Between Bill Clinton’s Convention speech a month ago and Wednesday’s Obama-Romney debate, “the narrative” of the campaign was about the giddy rise of Democratic morale from depressed and listless to optimistic and energetic, plus the corresponding decline of Republican spirits, abetted by the nominee’s missteps. With his triumph in Denver, Romney has single-handedly reset the dial to neutral. His accomplishment, like Obama’s economic stimulus, is notable less for the gains it promises than for the catastrophes it forestalls. If Obama’s debate performance had been half as strong as Romney’s or Romney’s half as weak as Obama’s, the result might have been a complete collapse not just of the Romney campaign but of the whole Republican project: the House, the Senate, the state legislatures, the fund-raising—everything. That now seems unlikely.

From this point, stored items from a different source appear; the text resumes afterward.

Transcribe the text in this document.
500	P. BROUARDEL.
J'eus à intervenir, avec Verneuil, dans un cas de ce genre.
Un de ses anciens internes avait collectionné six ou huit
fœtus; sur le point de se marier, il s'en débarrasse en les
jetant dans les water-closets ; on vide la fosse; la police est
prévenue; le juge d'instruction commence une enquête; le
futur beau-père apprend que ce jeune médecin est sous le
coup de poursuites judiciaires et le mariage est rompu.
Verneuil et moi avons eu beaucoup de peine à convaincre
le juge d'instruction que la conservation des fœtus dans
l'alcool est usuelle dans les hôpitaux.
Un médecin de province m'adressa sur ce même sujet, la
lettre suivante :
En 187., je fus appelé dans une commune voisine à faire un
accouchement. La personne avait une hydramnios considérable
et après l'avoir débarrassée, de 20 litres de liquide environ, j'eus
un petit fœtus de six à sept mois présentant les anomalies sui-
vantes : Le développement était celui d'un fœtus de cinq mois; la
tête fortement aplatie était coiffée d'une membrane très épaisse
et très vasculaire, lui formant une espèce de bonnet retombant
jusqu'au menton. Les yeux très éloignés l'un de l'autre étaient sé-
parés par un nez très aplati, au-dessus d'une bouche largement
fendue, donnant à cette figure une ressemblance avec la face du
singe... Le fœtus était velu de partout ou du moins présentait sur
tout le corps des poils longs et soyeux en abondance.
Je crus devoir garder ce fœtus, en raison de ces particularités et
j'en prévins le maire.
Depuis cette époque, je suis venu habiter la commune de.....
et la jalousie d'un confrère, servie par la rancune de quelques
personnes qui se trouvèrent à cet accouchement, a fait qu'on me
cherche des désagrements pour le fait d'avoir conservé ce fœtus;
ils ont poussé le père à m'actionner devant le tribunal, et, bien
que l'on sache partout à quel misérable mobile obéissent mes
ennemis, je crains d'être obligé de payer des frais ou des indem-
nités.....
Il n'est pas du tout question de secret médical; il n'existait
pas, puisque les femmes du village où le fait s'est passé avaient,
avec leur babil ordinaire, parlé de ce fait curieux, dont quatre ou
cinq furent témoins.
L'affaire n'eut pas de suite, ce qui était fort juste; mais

All the evidence indicates that Romney has no “core beliefs” beyond a gauzy assumption that the business of America is business and an unshakable, utterly sincere conviction that he, Mitt Romney, ought to be President, deserves to be President, and, for the sake of the country, must be President. His ideological rootlessness, which excites the mistrust of the Republican hard right, is what makes him the most dangerous opponent Obama could have drawn.
If the rhetorical return of “Moderate Mitt,” as the Times’ David Brooks (or his headline writer) now hopefully calls the Republican nominee, had come at the Republican Convention, conservatives would have raised a ruckus. But by last week the Party’s prospects had grown sufficiently dire that, for the moment, its cadres are grateful for, and energized by, the discovery that their nominee may not be a sure loser after all.
Democrats can no longer credibly portray Romney simply as an extremist, tout court. They now must run against an unknowable, incurable flip-flopper in thrall to an extremist Party—a more complicated thought, but one that has the advantage of being closer to the probable truth. By Thursday, Obama’s mood seemed to have lifted. At a Denver rally, he lampooned his debate opponent as “this very spirited fellow who claimed to be Mitt Romney.” No doubt the President was further cheered by the news that the unemployment rate had fallen from 8.1 per cent to 7.8 per cent. The new statistic derives its power less from its economic import than from whole-number fetishism, but at least Romney can no longer say, as he did on Wednesday, “We’ve had forty-three straight months with unemployment above eight per cent.” Whether or not the debate was a “game changer,” the game has changed. And now, in deadly earnest, the game is on.